The most common reason for a content marketing strategy failing to deliver results is that the content never sees the light of day. Whether that’s because you didn’t get round to producing it after the initial excitement wore off or because it got stuck in compliance until you forgot about it, the effect is the same. No content means no results.
The fact is, content marketing takes time to get results and the logistics required to get content out the door on a regular, sustained basis can be a real challenge.
You should address up front the practical issues such as: who creates the content? Who can approve it and how do they do it? How does the content get published? Who’s responsible for promoting it? If your head of compliance has to sign off every email or only the IT department can set blog articles live you’re better knowing that from the outset so you can plan around it.
What are the most common roadblocks to Content Creation?

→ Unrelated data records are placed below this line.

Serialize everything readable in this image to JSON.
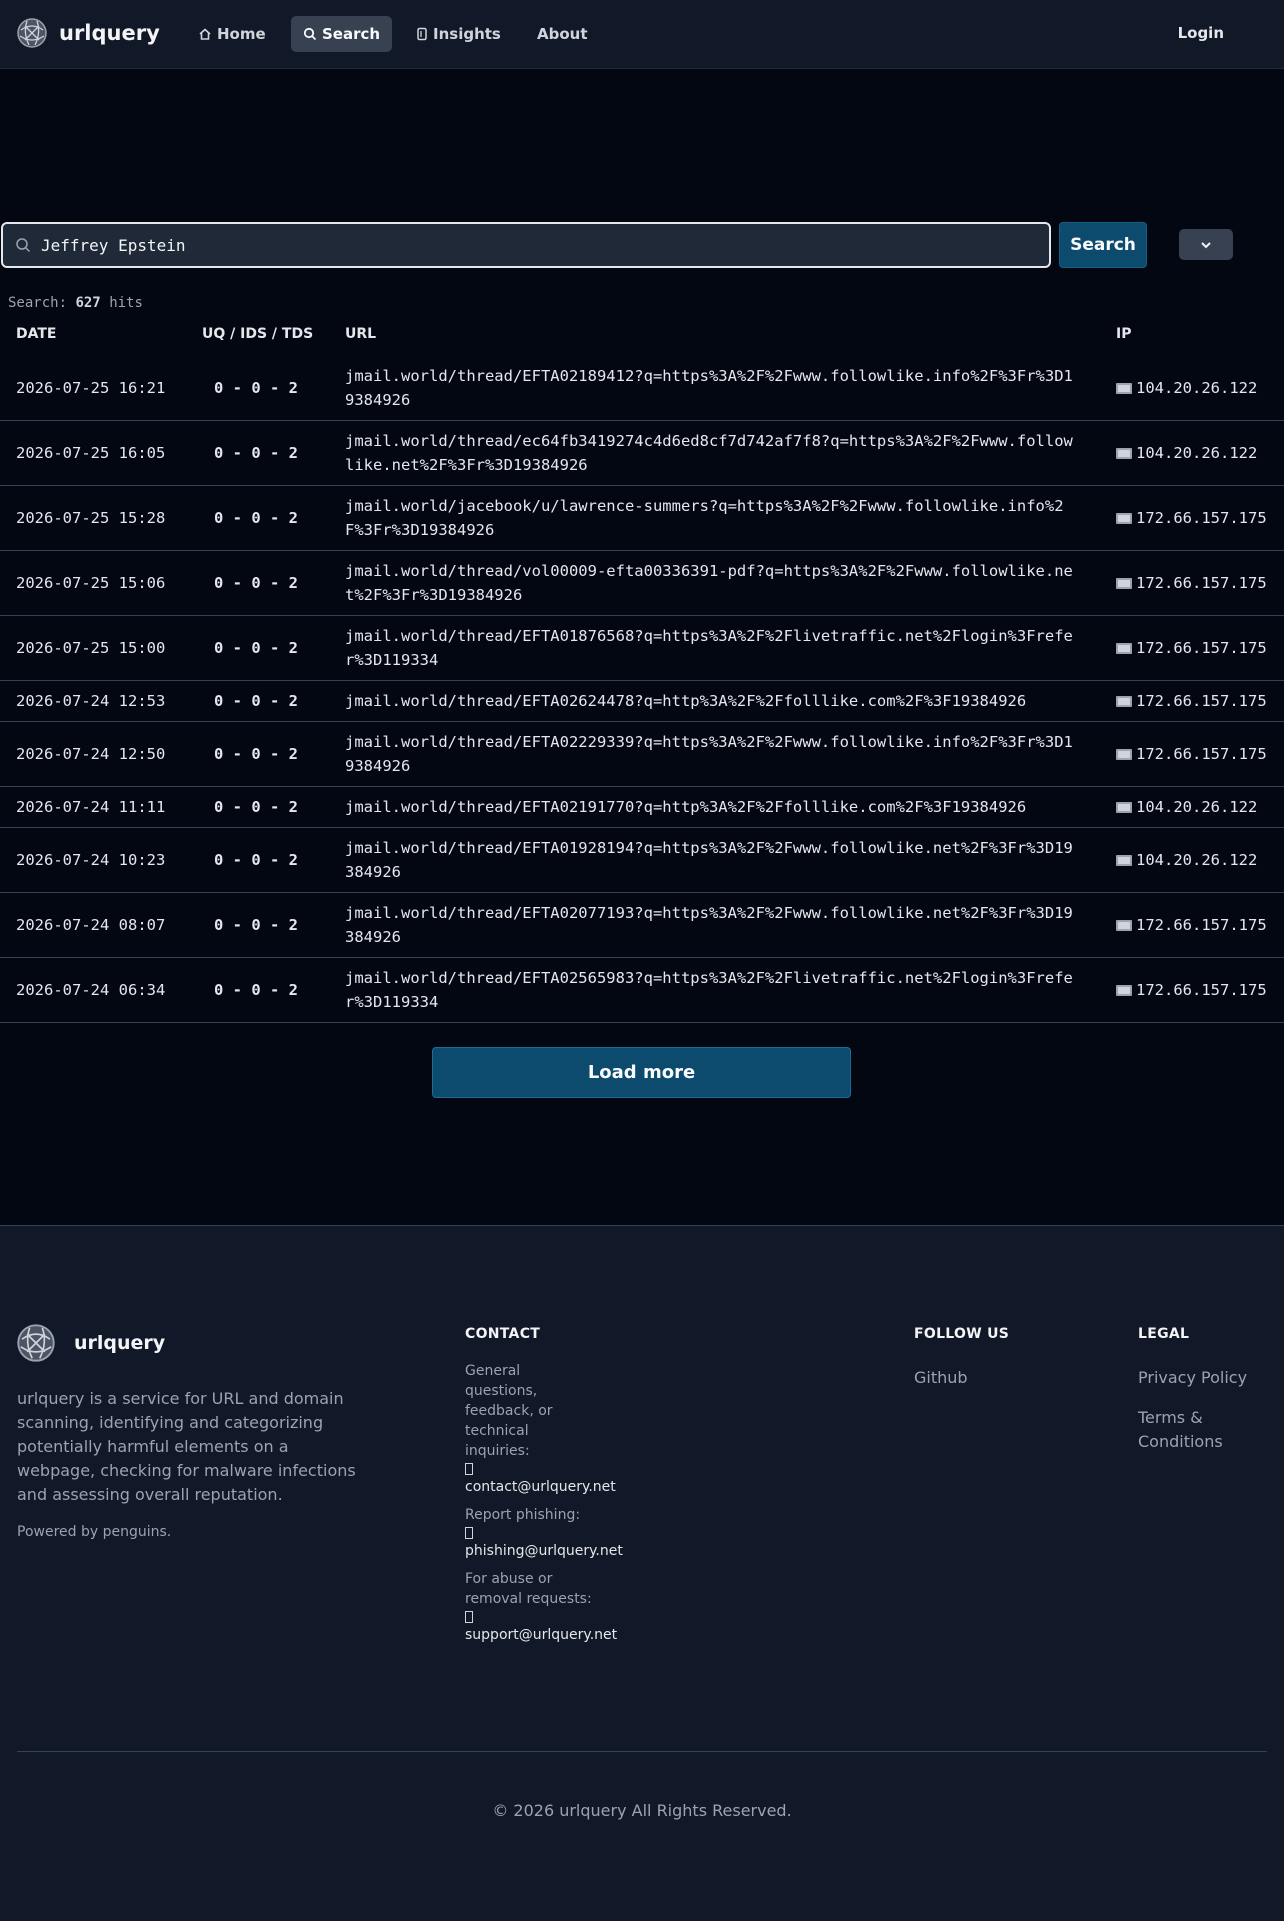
{
  "nav": {
    "brand": "urlquery",
    "links": [
      {
        "label": "Home",
        "icon": "home-icon"
      },
      {
        "label": "Search",
        "icon": "search-icon"
      },
      {
        "label": "Insights",
        "icon": "insights-icon"
      },
      {
        "label": "About",
        "icon": ""
      }
    ],
    "login": "Login"
  },
  "search": {
    "value": "Jeffrey Epstein",
    "button": "Search",
    "hits_prefix": "Search:",
    "hits_count": "627",
    "hits_suffix": "hits"
  },
  "table": {
    "headers": [
      "DATE",
      "UQ / IDS / TDS",
      "URL",
      "IP"
    ],
    "rows": [
      {
        "date": "2026-07-25 16:21",
        "score": "0 - 0 - 2",
        "url": "jmail.world/thread/EFTA02189412?q=https%3A%2F%2Fwww.followlike.info%2F%3Fr%3D19384926",
        "ip": "104.20.26.122"
      },
      {
        "date": "2026-07-25 16:05",
        "score": "0 - 0 - 2",
        "url": "jmail.world/thread/ec64fb3419274c4d6ed8cf7d742af7f8?q=https%3A%2F%2Fwww.followlike.net%2F%3Fr%3D19384926",
        "ip": "104.20.26.122"
      },
      {
        "date": "2026-07-25 15:28",
        "score": "0 - 0 - 2",
        "url": "jmail.world/jacebook/u/lawrence-summers?q=https%3A%2F%2Fwww.followlike.info%2F%3Fr%3D19384926",
        "ip": "172.66.157.175"
      },
      {
        "date": "2026-07-25 15:06",
        "score": "0 - 0 - 2",
        "url": "jmail.world/thread/vol00009-efta00336391-pdf?q=https%3A%2F%2Fwww.followlike.net%2F%3Fr%3D19384926",
        "ip": "172.66.157.175"
      },
      {
        "date": "2026-07-25 15:00",
        "score": "0 - 0 - 2",
        "url": "jmail.world/thread/EFTA01876568?q=https%3A%2F%2Flivetraffic.net%2Flogin%3Frefer%3D119334",
        "ip": "172.66.157.175"
      },
      {
        "date": "2026-07-24 12:53",
        "score": "0 - 0 - 2",
        "url": "jmail.world/thread/EFTA02624478?q=http%3A%2F%2Ffolllike.com%2F%3F19384926",
        "ip": "172.66.157.175"
      },
      {
        "date": "2026-07-24 12:50",
        "score": "0 - 0 - 2",
        "url": "jmail.world/thread/EFTA02229339?q=https%3A%2F%2Fwww.followlike.info%2F%3Fr%3D19384926",
        "ip": "172.66.157.175"
      },
      {
        "date": "2026-07-24 11:11",
        "score": "0 - 0 - 2",
        "url": "jmail.world/thread/EFTA02191770?q=http%3A%2F%2Ffolllike.com%2F%3F19384926",
        "ip": "104.20.26.122"
      },
      {
        "date": "2026-07-24 10:23",
        "score": "0 - 0 - 2",
        "url": "jmail.world/thread/EFTA01928194?q=https%3A%2F%2Fwww.followlike.net%2F%3Fr%3D19384926",
        "ip": "104.20.26.122"
      },
      {
        "date": "2026-07-24 08:07",
        "score": "0 - 0 - 2",
        "url": "jmail.world/thread/EFTA02077193?q=https%3A%2F%2Fwww.followlike.net%2F%3Fr%3D19384926",
        "ip": "172.66.157.175"
      },
      {
        "date": "2026-07-24 06:34",
        "score": "0 - 0 - 2",
        "url": "jmail.world/thread/EFTA02565983?q=https%3A%2F%2Flivetraffic.net%2Flogin%3Frefer%3D119334",
        "ip": "172.66.157.175"
      }
    ]
  },
  "load_more": "Load more",
  "footer": {
    "brand": "urlquery",
    "description": "urlquery is a service for URL and domain scanning, identifying and categorizing potentially harmful elements on a webpage, checking for malware infections and assessing overall reputation.",
    "powered": "Powered by penguins.",
    "contact_heading": "CONTACT",
    "contact": [
      {
        "label": "General questions, feedback, or technical inquiries:",
        "email": "contact@urlquery.net"
      },
      {
        "label": "Report phishing:",
        "email": "phishing@urlquery.net"
      },
      {
        "label": "For abuse or removal requests:",
        "email": "support@urlquery.net"
      }
    ],
    "follow_heading": "FOLLOW US",
    "follow_links": [
      "Github"
    ],
    "legal_heading": "LEGAL",
    "legal_links": [
      "Privacy Policy",
      "Terms & Conditions"
    ],
    "copyright": "© 2026 urlquery All Rights Reserved."
  },
  "colors": {
    "background": "#030712",
    "panel": "#111827",
    "accent": "#0c4a6e"
  }
}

If you’re doing content marketing for a small business then time, budget and resources are likely to be the major hurdles. Even if you work on it full-time you’d have to be pretty talented to be able to handle everything from writing the blog to fixing bugs on your website.
At the other end of the spectrum you might have an in-house team of content marketers supported by a healthy marketing budget. But here you’re likely to have a lot of stakeholders to satisfy. Can you change the main nav on your website and publish some new landing pages, or is there a committee for that sort of thing? Can your team brainstorm blog ideas and turn them around in the same day or is there a convoluted sign-off process to navigate? And what about your boss? Do you have c-level buy-in or are you fighting the good fight on your own?
Identifying the roadblocks specific to your organisation before you start producing your content will give you the best possible chance of building a truly agile Content Creation process.
Keep your Content Creation agile
The watchword for your content creation process should be “agility”. If your process for Content Creation is agile you’ll be able to respond quickly to new information or when your priorities change. Here are some examples:
- Creating more of what works: if you see particular topics or types of content outperforming in Google Analytics or on social media you might have a limited window to take advantage of it. Agile Content Creation can get more of the same content published before it’s too late;
- Supporting your sales team: a good way to protect and grow your content marketing budget is to win some friends in sales. If you’re directly helping to bring money in you’re much less likely to get squeezed when someone starts looking to make cutbacks. Agile Content Creation allows you to respond quickly when your sales team needs content to support its deals;
- Piggybacking on trending topics: linking your brand to popular news stories can be a great way to pick up extra traffic from search or social media. But these spikes don’t last long – sometimes just a few hours – so you have to be able to move fast.